House Status:
Senate Status:
Senate Status:
Minutes for SB22 - Committee on Senate Select Committee on Federal Tax Code Implementation
Short Title
Kansas itemized deductions, election, providing for deferred foreign income, global intangible low-taxed income, business interest, capital contributions and FDIC premiums income tax modifications.
Minutes Content for Tue, Jan 29, 2019
Chairperson Wagle opened the hearing on SB 22. Adam Siebers provided an overview of the bill.
Eric Stafford, Kansas Chamber of Commerce, testified in support of the bill. Passage of the federal Tax Cuts and Jobs Act (TCJA) will result in a tax increase on individuals and corporations in Kansas unless the State takes action. The timing for passing this bill is important due to filing deadlines. Mr. Stafford included a proposed amendment in his testimony. (Attachment 1)
Scott Roberti, Ernst and Young, spoke as a proponent of the bill and provided a brief overview of the Ernst and Young presentation. (Attachment 2)
Brian Liesmann, Ernst and Young, provided an overview of the Kansas tax structure as it is today including tax base construction, taxation of corporate dividend income and apportionment methods. Mr. Liesmann responded to questions from Committee members.

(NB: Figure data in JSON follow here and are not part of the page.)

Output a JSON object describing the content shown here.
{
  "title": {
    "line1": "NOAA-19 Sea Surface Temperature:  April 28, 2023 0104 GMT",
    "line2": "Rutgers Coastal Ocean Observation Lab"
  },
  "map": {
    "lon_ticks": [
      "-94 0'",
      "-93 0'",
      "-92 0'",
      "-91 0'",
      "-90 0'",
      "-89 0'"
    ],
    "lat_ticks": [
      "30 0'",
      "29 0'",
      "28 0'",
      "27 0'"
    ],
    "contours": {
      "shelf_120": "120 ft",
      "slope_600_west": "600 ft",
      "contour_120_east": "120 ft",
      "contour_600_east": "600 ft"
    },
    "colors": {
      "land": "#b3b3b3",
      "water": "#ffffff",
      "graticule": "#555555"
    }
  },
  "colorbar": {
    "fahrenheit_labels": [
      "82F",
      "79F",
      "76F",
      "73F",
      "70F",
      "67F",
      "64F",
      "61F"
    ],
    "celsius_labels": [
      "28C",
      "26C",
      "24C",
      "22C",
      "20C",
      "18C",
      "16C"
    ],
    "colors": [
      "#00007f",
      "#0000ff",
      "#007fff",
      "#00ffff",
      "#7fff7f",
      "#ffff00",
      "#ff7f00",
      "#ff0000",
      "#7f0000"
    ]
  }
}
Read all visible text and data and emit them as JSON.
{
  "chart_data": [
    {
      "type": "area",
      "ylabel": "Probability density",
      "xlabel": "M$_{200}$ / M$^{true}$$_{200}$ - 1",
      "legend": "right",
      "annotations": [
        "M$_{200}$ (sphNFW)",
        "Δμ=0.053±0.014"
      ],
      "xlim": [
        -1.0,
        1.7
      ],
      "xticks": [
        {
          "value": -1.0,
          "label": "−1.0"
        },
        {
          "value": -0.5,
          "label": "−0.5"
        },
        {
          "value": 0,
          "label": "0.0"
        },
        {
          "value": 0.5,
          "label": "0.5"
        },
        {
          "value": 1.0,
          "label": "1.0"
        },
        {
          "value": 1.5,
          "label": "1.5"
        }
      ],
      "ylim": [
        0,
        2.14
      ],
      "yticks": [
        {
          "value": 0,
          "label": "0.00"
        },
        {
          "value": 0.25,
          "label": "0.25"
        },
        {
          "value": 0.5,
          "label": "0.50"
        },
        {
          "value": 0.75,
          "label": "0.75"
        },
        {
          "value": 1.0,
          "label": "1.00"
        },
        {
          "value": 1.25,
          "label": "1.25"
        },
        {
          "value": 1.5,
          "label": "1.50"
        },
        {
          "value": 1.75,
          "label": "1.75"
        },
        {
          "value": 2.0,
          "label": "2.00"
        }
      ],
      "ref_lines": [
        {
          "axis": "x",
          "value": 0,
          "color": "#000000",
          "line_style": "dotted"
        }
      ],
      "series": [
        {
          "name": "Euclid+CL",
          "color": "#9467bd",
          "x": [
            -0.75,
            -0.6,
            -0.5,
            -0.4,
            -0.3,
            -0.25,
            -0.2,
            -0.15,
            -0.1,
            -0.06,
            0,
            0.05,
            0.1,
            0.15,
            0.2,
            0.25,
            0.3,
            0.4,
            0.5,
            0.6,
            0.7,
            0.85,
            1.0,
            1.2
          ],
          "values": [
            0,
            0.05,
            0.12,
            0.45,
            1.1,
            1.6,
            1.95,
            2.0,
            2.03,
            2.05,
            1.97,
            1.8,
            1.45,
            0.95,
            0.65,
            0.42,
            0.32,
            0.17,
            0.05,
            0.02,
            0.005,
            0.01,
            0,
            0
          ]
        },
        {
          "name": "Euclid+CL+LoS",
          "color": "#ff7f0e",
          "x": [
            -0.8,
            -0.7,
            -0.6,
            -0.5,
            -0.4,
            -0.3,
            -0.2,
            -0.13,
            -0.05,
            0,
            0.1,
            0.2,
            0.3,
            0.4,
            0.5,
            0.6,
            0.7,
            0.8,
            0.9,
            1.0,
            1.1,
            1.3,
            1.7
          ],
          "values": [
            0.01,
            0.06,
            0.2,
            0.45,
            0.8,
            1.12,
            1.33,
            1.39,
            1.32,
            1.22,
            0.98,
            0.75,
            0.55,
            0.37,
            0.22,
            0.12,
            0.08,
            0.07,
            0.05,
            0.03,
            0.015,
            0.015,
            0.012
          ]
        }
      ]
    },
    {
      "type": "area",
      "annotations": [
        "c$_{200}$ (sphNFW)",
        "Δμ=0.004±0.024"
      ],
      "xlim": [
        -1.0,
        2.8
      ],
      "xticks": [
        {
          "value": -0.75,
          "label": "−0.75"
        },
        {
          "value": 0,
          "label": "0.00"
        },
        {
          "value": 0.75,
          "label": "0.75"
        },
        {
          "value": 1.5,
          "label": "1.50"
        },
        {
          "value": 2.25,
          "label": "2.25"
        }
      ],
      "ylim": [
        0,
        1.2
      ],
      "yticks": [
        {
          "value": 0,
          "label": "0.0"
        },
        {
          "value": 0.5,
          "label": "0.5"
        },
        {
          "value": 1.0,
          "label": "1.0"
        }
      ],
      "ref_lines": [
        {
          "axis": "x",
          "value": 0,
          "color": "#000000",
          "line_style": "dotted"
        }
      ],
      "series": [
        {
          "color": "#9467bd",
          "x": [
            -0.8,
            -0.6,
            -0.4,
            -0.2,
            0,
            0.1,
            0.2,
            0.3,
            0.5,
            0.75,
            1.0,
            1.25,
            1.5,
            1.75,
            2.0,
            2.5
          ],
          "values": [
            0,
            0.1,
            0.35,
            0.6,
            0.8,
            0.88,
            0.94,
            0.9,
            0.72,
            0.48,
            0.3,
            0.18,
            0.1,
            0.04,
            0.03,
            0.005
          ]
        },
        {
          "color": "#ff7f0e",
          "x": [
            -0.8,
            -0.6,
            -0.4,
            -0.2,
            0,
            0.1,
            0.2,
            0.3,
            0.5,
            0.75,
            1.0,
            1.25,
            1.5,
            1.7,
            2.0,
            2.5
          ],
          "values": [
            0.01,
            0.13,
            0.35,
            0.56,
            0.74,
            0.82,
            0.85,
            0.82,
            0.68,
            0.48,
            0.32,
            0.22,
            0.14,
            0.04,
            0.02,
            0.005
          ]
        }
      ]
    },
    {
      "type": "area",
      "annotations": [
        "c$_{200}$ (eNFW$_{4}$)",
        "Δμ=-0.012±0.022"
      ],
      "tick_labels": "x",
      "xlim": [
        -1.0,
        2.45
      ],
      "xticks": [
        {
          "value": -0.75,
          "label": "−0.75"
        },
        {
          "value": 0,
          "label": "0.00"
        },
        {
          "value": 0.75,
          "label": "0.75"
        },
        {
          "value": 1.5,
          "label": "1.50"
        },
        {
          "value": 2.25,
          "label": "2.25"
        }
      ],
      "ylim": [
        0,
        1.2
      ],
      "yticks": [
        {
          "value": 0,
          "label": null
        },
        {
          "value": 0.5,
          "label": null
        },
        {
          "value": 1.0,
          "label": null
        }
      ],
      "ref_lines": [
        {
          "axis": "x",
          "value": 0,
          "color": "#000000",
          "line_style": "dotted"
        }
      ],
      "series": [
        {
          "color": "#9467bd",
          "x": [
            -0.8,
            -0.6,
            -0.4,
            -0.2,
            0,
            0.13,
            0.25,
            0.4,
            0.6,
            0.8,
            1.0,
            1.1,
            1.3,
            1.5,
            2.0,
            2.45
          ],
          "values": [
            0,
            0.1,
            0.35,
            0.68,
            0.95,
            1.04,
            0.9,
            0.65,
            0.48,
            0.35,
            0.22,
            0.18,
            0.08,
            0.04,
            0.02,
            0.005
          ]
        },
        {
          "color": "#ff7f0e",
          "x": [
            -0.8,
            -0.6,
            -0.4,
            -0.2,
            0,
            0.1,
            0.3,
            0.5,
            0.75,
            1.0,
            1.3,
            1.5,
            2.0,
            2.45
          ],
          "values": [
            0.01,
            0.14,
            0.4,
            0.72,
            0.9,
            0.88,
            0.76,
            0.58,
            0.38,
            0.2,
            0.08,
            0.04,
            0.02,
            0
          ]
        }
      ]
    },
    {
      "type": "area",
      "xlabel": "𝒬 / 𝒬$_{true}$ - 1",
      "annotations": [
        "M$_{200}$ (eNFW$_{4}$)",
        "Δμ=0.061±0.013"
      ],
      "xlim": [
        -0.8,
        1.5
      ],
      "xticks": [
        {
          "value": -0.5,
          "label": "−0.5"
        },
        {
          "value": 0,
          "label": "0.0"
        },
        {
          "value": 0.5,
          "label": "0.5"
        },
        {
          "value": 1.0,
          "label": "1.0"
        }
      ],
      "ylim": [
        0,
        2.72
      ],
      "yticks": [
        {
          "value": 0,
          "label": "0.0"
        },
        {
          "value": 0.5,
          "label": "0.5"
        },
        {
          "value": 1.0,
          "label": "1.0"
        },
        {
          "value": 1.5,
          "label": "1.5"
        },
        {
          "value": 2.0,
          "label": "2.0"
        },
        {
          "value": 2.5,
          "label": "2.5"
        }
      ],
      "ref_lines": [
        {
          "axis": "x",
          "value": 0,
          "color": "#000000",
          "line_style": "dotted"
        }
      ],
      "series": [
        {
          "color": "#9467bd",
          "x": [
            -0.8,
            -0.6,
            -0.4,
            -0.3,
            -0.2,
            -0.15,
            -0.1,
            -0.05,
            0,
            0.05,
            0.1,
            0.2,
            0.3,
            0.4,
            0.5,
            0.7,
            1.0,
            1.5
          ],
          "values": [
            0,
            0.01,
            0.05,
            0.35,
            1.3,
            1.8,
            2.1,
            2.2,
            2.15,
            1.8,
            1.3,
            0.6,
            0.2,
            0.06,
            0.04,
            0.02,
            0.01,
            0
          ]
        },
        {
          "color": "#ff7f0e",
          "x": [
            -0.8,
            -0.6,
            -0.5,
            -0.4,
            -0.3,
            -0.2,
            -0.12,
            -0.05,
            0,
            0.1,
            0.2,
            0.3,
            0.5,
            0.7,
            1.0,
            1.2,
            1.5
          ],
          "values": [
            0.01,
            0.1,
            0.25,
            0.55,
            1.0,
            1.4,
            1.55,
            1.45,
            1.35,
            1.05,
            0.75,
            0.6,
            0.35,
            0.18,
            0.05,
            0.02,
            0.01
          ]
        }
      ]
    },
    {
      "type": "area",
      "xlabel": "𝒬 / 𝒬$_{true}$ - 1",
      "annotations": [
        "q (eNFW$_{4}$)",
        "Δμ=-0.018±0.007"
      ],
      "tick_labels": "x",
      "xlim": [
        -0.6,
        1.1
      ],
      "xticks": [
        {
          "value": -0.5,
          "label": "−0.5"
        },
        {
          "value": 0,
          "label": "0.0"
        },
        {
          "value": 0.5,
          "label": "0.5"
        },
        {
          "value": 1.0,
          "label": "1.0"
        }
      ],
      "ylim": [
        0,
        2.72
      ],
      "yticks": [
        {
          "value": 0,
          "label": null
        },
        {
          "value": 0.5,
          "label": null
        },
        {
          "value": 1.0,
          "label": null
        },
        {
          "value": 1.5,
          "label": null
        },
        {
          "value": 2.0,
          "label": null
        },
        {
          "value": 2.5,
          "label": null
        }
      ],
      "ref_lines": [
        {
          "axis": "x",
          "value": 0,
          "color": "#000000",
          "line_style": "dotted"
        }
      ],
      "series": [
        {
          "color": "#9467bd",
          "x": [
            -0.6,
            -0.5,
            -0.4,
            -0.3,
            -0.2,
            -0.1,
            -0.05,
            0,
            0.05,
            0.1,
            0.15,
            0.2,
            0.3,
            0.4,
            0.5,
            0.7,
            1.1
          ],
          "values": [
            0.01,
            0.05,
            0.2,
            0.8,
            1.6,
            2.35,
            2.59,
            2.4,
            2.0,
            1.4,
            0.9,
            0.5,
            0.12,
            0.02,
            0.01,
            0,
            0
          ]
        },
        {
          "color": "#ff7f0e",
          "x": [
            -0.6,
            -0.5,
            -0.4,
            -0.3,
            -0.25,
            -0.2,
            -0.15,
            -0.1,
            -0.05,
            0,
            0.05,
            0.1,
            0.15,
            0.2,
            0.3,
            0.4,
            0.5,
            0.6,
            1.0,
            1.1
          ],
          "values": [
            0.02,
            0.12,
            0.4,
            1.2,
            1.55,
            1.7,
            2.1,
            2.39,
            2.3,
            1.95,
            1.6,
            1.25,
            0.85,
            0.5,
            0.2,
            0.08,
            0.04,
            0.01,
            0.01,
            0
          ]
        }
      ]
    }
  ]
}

Scott Roberti continued with a discussion of the key TCJA provisions for multinational corporations. Congress determined that lowering the corporate rate and moving to a territorial system would generate economic growth, which is hindered by the current noncompetitive tax code. The TCJA was designed to favor U.S. employment and investment, however states are not permitted to favor domestic commerce over foreign commerce. Their analysis indicated that if states do nothing companies would, on average, see a 12 percent tax increase. Some states have decoupled and others have reduced rates in response to the TCJA. Mr. Roberti responded to questions from Committee members.
Chairperson Wagle continued the hearing on SB 22.
Chairperson Wagle adjourned the meeting 10:26 am. The next meeting will be January 30, 2019.